To Holders Of Units Of Boston Financial Qualified Housing Tax Credits L.P. IV, A Limited Partnership

       Re: Offer to Purchase Units for $53 Per Unit

Dear Unit Holder:

         Enclosed is an Offer To Purchase up to 17,000 units (“Units”) of limited partnership interests in Boston Financial Qualified Housing Tax Credits L.P. IV, A Limited Partnership (the “Partnership”) at a cash purchase price of $53 per Unit, without interest, less the amount of distributions made to you after the date of the Offer and less any transfer fees imposed by the Partnership for each transfer, which the Partnership advises us are $10 per Unit, (with a $100 minimum fee and a $250 maximum fee).

         Please consider the following points, which are discussed in greater detail in the accompanying Offer to Purchase:

o The Purchaser filed a lawsuit against two limited partnerships affiliated with the Partnership relating to damages the Purchaser suffered because of the initial refusal and then delay of the two partnerships to register limited partnership units purchased by the Purchaser. The Purchaser has asked to consolidate this case with a case filed by Park G.P., Inc. against the Partnership relating to the Partnership’s refusal to make available for inspection and copying books and records requested by Park G.P., Inc.

o Tax credits have expired. The partnership has indicated that there are no more tax credits remaining.

o The cash purchase price plus the estimated value of the current year tax loss totals $3941. Unit Holders who sell will receive an accelerated tax year benefit.

o The Units are illiquid.
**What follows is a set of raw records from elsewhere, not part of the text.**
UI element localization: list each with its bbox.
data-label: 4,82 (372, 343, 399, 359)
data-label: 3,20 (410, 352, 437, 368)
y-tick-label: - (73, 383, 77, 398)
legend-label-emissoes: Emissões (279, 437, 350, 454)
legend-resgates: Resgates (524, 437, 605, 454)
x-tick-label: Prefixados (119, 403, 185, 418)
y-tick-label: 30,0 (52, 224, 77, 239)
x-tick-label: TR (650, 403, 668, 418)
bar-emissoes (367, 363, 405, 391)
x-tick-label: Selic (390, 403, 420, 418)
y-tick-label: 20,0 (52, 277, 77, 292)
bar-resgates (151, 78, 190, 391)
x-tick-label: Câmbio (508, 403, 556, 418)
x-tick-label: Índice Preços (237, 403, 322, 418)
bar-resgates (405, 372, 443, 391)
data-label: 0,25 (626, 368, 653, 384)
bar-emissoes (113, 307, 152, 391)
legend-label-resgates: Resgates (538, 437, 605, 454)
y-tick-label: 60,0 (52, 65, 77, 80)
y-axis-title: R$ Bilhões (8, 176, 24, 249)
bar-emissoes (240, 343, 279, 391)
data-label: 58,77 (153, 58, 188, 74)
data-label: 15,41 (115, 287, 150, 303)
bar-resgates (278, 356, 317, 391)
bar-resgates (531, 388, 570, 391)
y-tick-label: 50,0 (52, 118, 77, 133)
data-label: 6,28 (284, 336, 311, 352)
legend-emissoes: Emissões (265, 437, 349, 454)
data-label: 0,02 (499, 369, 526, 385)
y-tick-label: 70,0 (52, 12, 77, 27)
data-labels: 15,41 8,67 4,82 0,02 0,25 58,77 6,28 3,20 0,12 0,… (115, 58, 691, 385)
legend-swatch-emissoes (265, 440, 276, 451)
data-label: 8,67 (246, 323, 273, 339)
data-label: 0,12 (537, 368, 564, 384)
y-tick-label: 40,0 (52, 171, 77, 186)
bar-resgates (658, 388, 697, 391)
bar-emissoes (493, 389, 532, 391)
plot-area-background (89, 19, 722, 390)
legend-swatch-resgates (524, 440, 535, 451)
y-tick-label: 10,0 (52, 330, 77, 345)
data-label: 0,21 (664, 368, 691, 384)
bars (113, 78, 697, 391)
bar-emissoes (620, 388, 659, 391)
According to Direct Investments Spectrum, trades during the past two years have ranged from $25 per Unit to $105 per Unit. The Offer allows Unit Holders to dispose of their Units without incurring the sales commissions (typically up to 10% with a minimum of $150-$200) associated with sales arranged through brokers or other intermediaries.

o Sale of all your Units will not result in the loss of tax credits previously taken. Unit Holders who sell all of their Units will also eliminate the need to file Form K-1 information for the Partnership with their federal tax returns for years after the Partnership’s confirmation of the transfer of Units.

         We urge you to read the Offer to Purchase completely and to return your completed Agreement of Transfer and Letter of Transmittal promptly (blue form) in the envelope provided.

         The Offer is scheduled to expire on Friday, November 26, 2004. For answers to any questions you might have regarding these materials or our Offer, or assistance in the procedures for accepting our Offer and tendering your Units, please contact us at (816) 303-4500.

   Very truly yours,
  
  
Anise, L.L.C.

_________________

         1 Assumes a combined federal/state capital gains tax rate of 36% and that prior Partnership losses have not been utilized. Each Unit Holder should check with their tax advisor as an individual tax rates and circumstances will vary.